On August 21 and 22nd, PFT President Jerry Jordan made himself available for one-on-one meetings with members in front of 440. Below are the comments from one member who spoke with him.
Dear Jerry,
You invited teachers to come to the table today and air their thoughts, feelings and very real experiences in the face of unprecedented budget cuts, ongoing contract delays, a demand that teachers be a funding source for our struggling schools and a continued lack of concern or political will to honestly address these issues.
I have come today as a retired teacher. I retired in June, 2013, as the lack of a contract resolution continued to loom and budget cuts were going to directly affect my ability to do my job effectively. I taught kindergarten in a culturally diverse neighborhood in a building that was so overcrowded it was recording 169% enrollment. In my last year of teaching, 12 out of my 30 students were ELL students from a very diverse background. Two of those students came into kindergarten speaking no English at all. I was fortunate to have a part-time classroom assistant that fully supported and enhanced my kindergarten program. I was able to offer a developmentally appropriate, differentiated writing component known as Kid Writing and a math component with daily small group instruction that assured the children were getting the best possible start because of this support.

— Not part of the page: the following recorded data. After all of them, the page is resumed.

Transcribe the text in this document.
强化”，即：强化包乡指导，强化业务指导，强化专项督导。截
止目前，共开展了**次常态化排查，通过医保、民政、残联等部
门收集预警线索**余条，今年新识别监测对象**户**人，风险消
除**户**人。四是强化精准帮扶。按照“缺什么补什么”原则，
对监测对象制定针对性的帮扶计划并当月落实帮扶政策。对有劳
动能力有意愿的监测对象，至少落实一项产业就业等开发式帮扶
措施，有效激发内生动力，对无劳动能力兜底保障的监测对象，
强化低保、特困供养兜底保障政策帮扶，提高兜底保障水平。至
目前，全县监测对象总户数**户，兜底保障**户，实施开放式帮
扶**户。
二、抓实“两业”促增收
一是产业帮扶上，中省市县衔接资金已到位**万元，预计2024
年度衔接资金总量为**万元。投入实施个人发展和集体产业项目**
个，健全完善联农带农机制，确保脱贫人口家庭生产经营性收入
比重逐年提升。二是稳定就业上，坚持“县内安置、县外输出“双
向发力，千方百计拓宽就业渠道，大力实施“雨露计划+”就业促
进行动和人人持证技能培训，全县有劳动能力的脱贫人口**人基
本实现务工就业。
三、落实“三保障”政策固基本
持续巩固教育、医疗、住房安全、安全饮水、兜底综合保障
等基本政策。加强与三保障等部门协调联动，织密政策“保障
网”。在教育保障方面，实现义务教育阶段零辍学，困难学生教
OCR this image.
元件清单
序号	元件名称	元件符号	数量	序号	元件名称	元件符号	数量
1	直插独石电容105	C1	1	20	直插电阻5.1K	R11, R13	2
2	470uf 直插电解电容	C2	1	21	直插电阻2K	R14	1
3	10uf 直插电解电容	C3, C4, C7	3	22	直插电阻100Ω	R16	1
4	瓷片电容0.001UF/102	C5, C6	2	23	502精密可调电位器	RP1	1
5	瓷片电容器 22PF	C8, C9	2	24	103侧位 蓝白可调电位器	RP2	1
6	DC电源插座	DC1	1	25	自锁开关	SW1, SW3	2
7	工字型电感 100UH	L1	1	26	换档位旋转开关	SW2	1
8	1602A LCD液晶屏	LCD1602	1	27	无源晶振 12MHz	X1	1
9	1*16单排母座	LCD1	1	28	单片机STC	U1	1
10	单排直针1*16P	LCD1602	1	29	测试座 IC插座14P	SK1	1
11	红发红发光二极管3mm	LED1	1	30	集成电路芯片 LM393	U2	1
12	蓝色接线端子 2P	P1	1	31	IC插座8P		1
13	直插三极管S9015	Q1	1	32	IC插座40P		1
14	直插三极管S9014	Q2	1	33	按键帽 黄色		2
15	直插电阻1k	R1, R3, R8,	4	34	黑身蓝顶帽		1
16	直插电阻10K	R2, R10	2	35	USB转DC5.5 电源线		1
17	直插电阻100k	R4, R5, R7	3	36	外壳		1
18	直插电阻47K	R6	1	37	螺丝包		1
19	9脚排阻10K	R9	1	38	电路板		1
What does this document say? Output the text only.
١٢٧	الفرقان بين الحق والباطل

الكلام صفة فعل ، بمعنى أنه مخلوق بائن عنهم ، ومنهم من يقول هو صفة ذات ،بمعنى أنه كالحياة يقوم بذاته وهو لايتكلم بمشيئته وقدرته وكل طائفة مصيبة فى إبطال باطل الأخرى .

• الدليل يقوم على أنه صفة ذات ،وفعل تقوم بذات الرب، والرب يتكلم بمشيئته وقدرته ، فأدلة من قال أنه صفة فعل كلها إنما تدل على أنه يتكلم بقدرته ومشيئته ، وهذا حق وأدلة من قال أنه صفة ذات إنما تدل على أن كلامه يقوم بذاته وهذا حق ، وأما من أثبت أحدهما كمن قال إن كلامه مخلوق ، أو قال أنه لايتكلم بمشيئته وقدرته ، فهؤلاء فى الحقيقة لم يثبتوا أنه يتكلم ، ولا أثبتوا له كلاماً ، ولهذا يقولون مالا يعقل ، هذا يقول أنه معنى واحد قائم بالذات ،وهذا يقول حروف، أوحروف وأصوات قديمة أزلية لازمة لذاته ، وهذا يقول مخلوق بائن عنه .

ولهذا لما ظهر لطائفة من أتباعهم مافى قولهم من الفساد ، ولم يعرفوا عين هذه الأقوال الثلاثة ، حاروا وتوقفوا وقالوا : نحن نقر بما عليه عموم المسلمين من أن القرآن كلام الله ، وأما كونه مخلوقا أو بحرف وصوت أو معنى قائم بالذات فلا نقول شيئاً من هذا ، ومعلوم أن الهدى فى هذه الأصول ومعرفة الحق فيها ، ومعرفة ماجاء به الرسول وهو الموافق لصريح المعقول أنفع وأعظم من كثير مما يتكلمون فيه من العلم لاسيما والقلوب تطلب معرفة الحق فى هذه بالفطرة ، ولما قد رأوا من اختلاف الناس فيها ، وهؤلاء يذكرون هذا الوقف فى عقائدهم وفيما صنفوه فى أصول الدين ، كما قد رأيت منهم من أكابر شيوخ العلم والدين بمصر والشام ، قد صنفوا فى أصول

I learned at the end of the 2013 school year that the classroom assistants would be cut. The contract was still unresolved. Politicians and School District administration were demanding that teachers become a funding source. Evaluations were to be built around the junk science of value added measure. Basic contract issues, which are students learning conditions, were being violated. Schools were continually threatened to be closed and there was nothing on the horizon that signified positive change.
So, I became one of those statistics of experience and professional expertise that opted to retire. I wasn’t quite ready to retire and felt that I still had much to offer the teaching profession but I knew the quality of what I could do had been and was continuing to be eroded by sources beyond my control.
Thank you for allowing me to “come to the table” today.